Errors in donor node /var/lib/mysql/data/innobackup.backup.log:

160807 05:24:35 innobackupex: Starting the backup operation

IMPORTANT: Please check that the backup run completes successfully.
           At the end of a successful backup run innobackupex
           prints "completed OK!".

160807 05:24:35 Connecting to MySQL server host: localhost, user: mysql, password: not set, port: 3306, socket: /var/run/mysqld/mysqld.sock
    Failed to connect to MySQL server: Access denied for user 'mysql'@'localhost' (using password: NO).

--auth '(null)' and Access denied for user 'mysql'@'localhost' indicate that wsrep_sst_auth is not set.

But it exists in my.cnf, as you can see. I checked sst:XXXXXXXXXXXXXX on donor node on localhost, it works.

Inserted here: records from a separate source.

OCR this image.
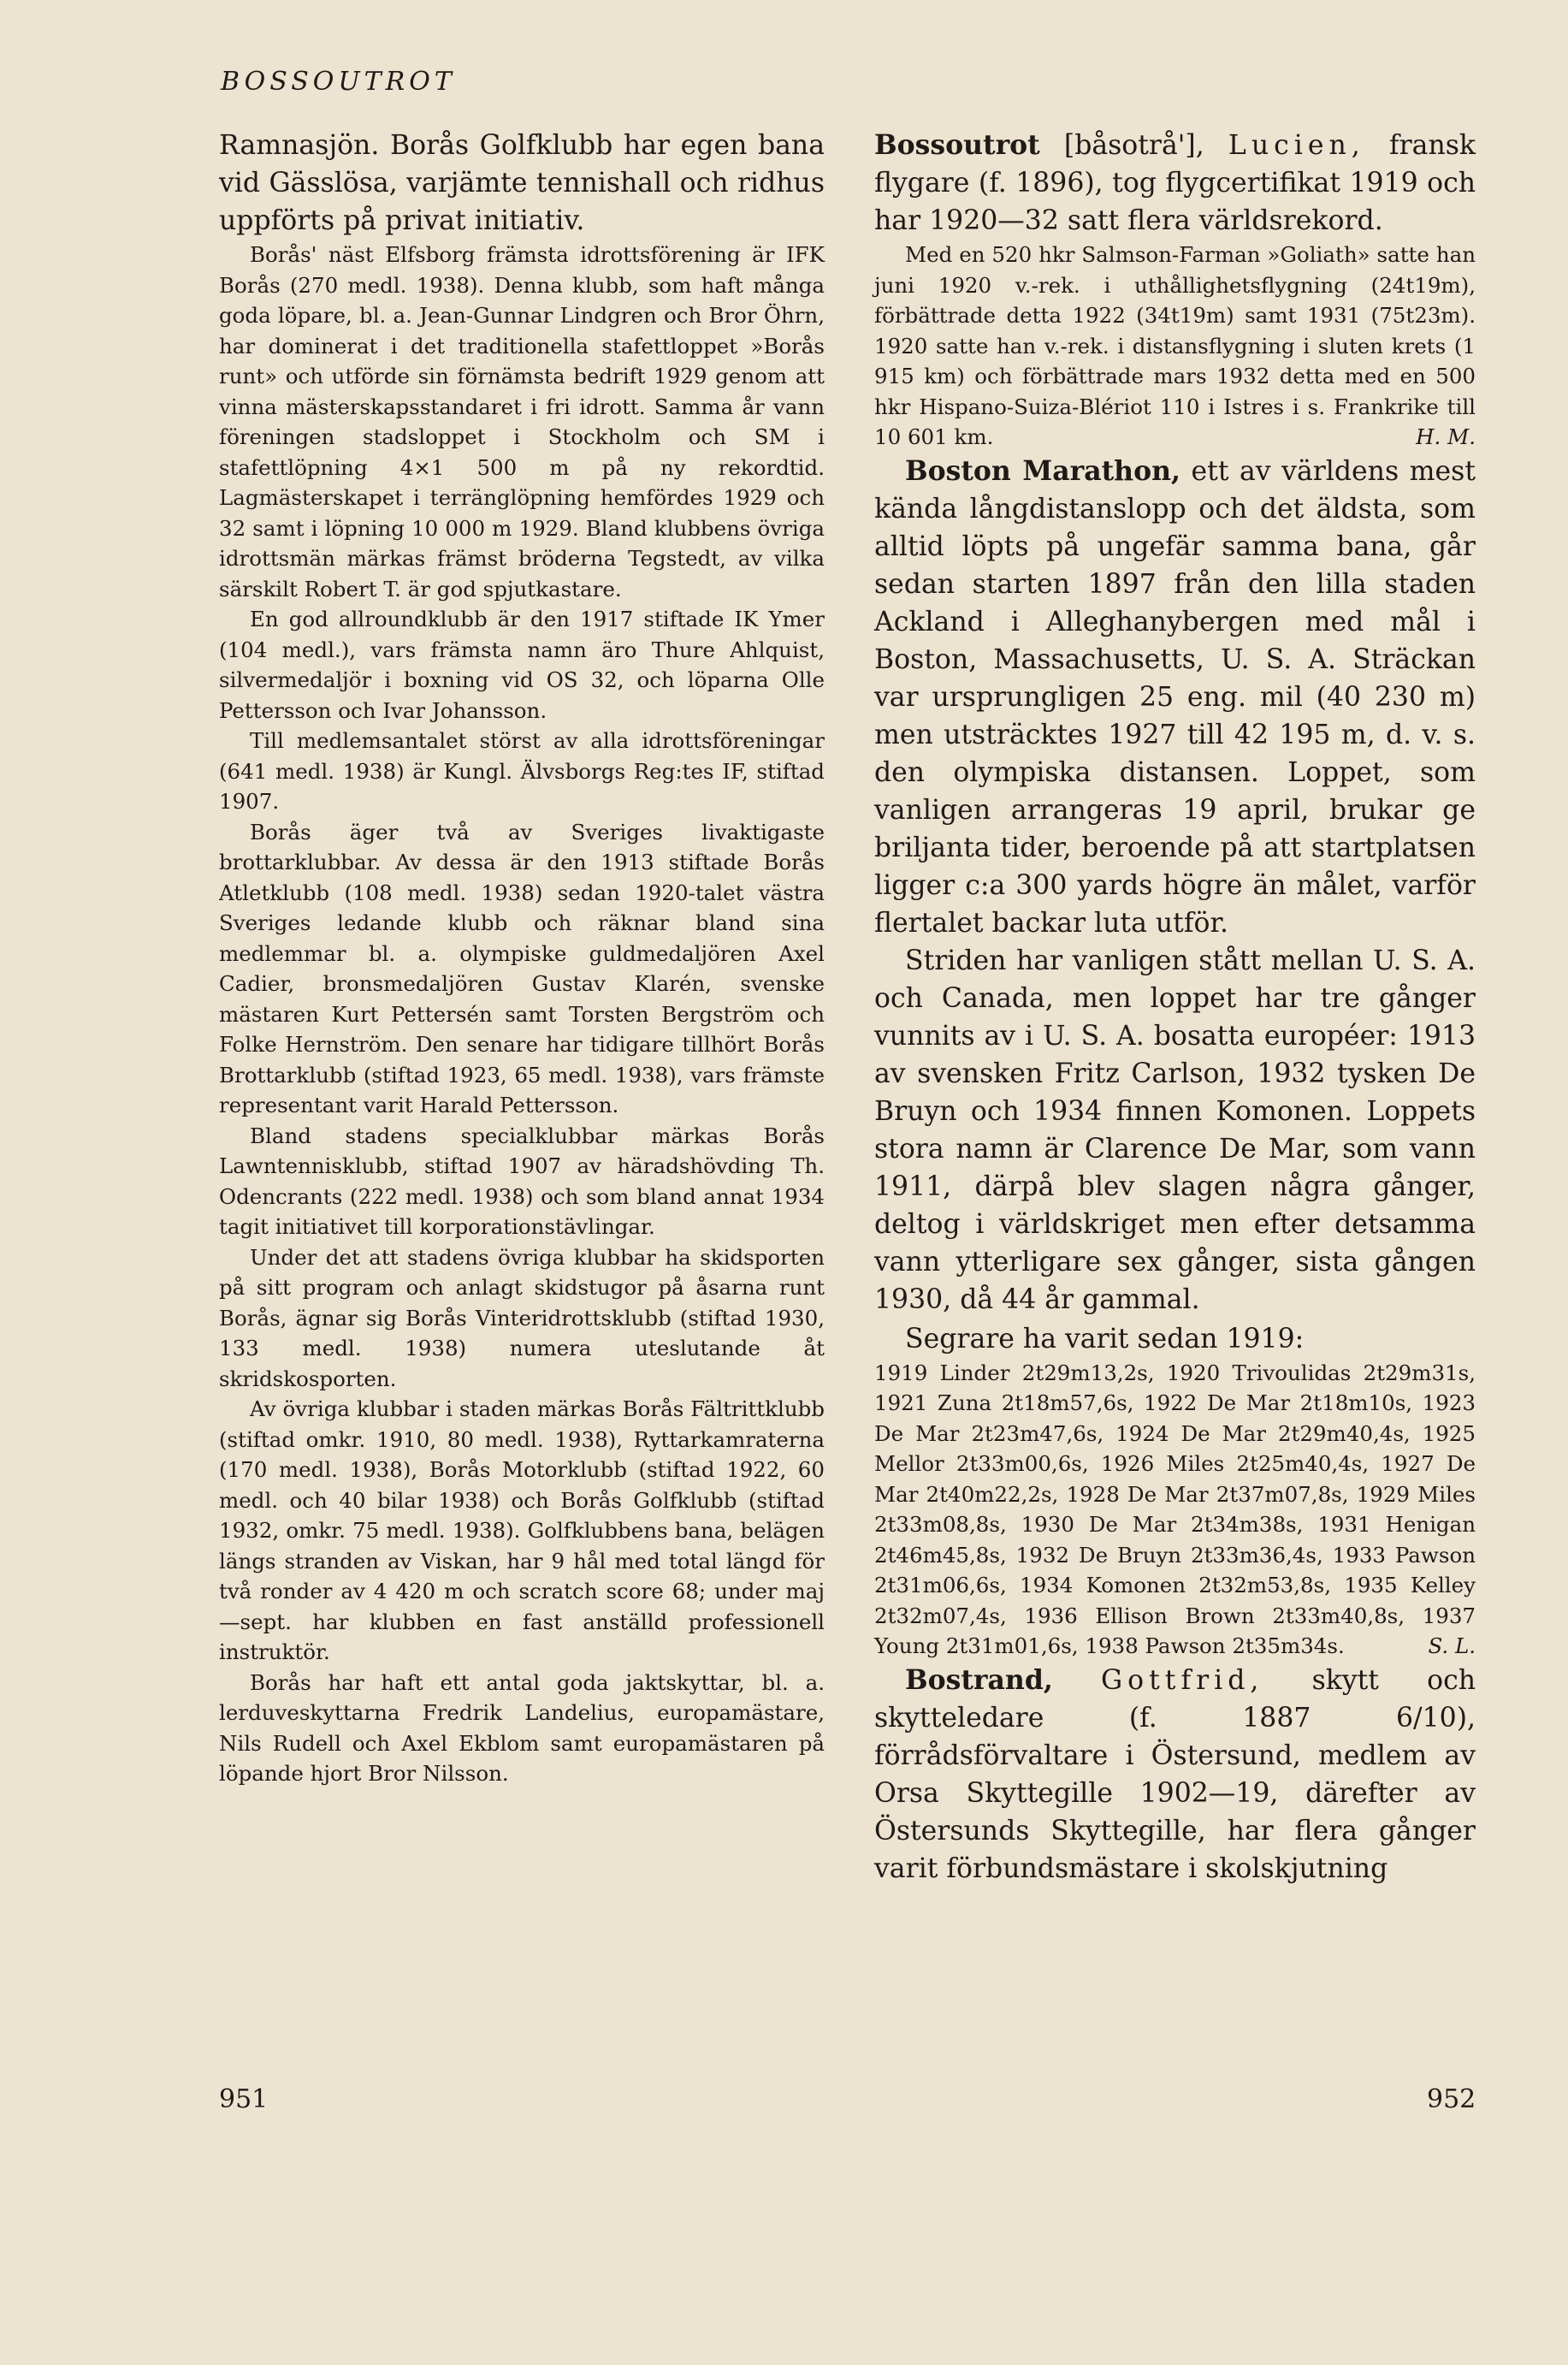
BOSSOUTROT

Ramnasjön. Borås Golfklubb har egen bana vid Gässlösa, varjämte tennishall och ridhus uppförts på privat initiativ.

Borås' näst Elfsborg främsta idrottsförening är IFK Borås (270 medl. 1938). Denna klubb, som haft många goda löpare, bl. a. Jean-Gunnar Lindgren och Bror Öhrn, har dominerat i det traditionella stafettloppet »Borås runt» och utförde sin förnämsta bedrift 1929 genom att vinna mästerskapsstandaret i fri idrott. Samma år vann föreningen stadsloppet i Stockholm och SM i stafettlöpning 4×1 500 m på ny rekordtid. Lagmästerskapet i terränglöpning hemfördes 1929 och 32 samt i löpning 10 000 m 1929. Bland klubbens övriga idrottsmän märkas främst bröderna Tegstedt, av vilka särskilt Robert T. är god spjutkastare.

En god allroundklubb är den 1917 stiftade IK Ymer (104 medl.), vars främsta namn äro Thure Ahlquist, silvermedaljör i boxning vid OS 32, och löparna Olle Pettersson och Ivar Johansson.

Till medlemsantalet störst av alla idrottsföreningar (641 medl. 1938) är Kungl. Älvsborgs Reg:tes IF, stiftad 1907.

Borås äger två av Sveriges livaktigaste brottarklubbar. Av dessa är den 1913 stiftade Borås Atletklubb (108 medl. 1938) sedan 1920-talet västra Sveriges ledande klubb och räknar bland sina medlemmar bl. a. olympiske guldmedaljören Axel Cadier, bronsmedaljören Gustav Klarén, svenske mästaren Kurt Pettersén samt Torsten Bergström och Folke Hernström. Den senare har tidigare tillhört Borås Brottarklubb (stiftad 1923, 65 medl. 1938), vars främste representant varit Harald Pettersson.

Bland stadens specialklubbar märkas Borås Lawntennisklubb, stiftad 1907 av häradshövding Th. Odencrants (222 medl. 1938) och som bland annat 1934 tagit initiativet till korporationstävlingar.

Under det att stadens övriga klubbar ha skidsporten på sitt program och anlagt skidstugor på åsarna runt Borås, ägnar sig Borås Vinteridrottsklubb (stiftad 1930, 133 medl. 1938) numera uteslutande åt skridskosporten.

Av övriga klubbar i staden märkas Borås Fältrittklubb (stiftad omkr. 1910, 80 medl. 1938), Ryttarkamraterna (170 medl. 1938), Borås Motorklubb (stiftad 1922, 60 medl. och 40 bilar 1938) och Borås Golfklubb (stiftad 1932, omkr. 75 medl. 1938). Golfklubbens bana, belägen längs stranden av Viskan, har 9 hål med total längd för två ronder av 4 420 m och scratch score 68; under maj—sept. har klubben en fast anställd professionell instruktör.

Borås har haft ett antal goda jaktskyttar, bl. a. lerduveskyttarna Fredrik Landelius, europamästare, Nils Rudell och Axel Ekblom samt europamästaren på löpande hjort Bror Nilsson.

Bossoutrot [båsotrå'], Lucien, fransk flygare (f. 1896), tog flygcertifikat 1919 och har 1920—32 satt flera världsrekord.

Med en 520 hkr Salmson-Farman »Goliath» satte han juni 1920 v.-rek. i uthållighetsflygning (24t19m), förbättrade detta 1922 (34t19m) samt 1931 (75t23m). 1920 satte han v.-rek. i distansflygning i sluten krets (1 915 km) och förbättrade mars 1932 detta med en 500 hkr Hispano-Suiza-Blériot 110 i Istres i s. Frankrike till 10 601 km.	H. M.

Boston Marathon, ett av världens mest kända långdistanslopp och det äldsta, som alltid löpts på ungefär samma bana, går sedan starten 1897 från den lilla staden Ackland i Alleghanybergen med mål i Boston, Massachusetts, U. S. A. Sträckan var ursprungligen 25 eng. mil (40 230 m) men utsträcktes 1927 till 42 195 m, d. v. s. den olympiska distansen. Loppet, som vanligen arrangeras 19 april, brukar ge briljanta tider, beroende på att startplatsen ligger c:a 300 yards högre än målet, varför flertalet backar luta utför.

Striden har vanligen stått mellan U. S. A. och Canada, men loppet har tre gånger vunnits av i U. S. A. bosatta européer: 1913 av svensken Fritz Carlson, 1932 tysken De Bruyn och 1934 finnen Komonen. Loppets stora namn är Clarence De Mar, som vann 1911, därpå blev slagen några gånger, deltog i världskriget men efter detsamma vann ytterligare sex gånger, sista gången 1930, då 44 år gammal.

Segrare ha varit sedan 1919:

1919 Linder 2t29m13,2s, 1920 Trivoulidas 2t29m31s, 1921 Zuna 2t18m57,6s, 1922 De Mar 2t18m10s, 1923 De Mar 2t23m47,6s, 1924 De Mar 2t29m40,4s, 1925 Mellor 2t33m00,6s, 1926 Miles 2t25m40,4s, 1927 De Mar 2t40m22,2s, 1928 De Mar 2t37m07,8s, 1929 Miles 2t33m08,8s, 1930 De Mar 2t34m38s, 1931 Henigan 2t46m45,8s, 1932 De Bruyn 2t33m36,4s, 1933 Pawson 2t31m06,6s, 1934 Komonen 2t32m53,8s, 1935 Kelley 2t32m07,4s, 1936 Ellison Brown 2t33m40,8s, 1937 Young 2t31m01,6s, 1938 Pawson 2t35m34s.	S. L.

Bostrand, Gottfrid, skytt och skytteledare (f. 1887 6/10), förrådsförvaltare i Östersund, medlem av Orsa Skyttegille 1902—19, därefter av Östersunds Skyttegille, har flera gånger varit förbundsmästare i skolskjutning

951	952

Why joiner node does not use wsrep_sst_auth from config?

Best Answer

I managed to perform SST by creating default user mysql@localhost without password on donor node, with required grants RELOAD, LOCK TABLES, REPLICATION CLIENT. Ugly workaround, but it worked.

On the next day I stopped mysql on node03 and started it after several minutes. SST started normally, with user and password from wsrep_sst_auth variable. Bug disappeared, I don't know what it was.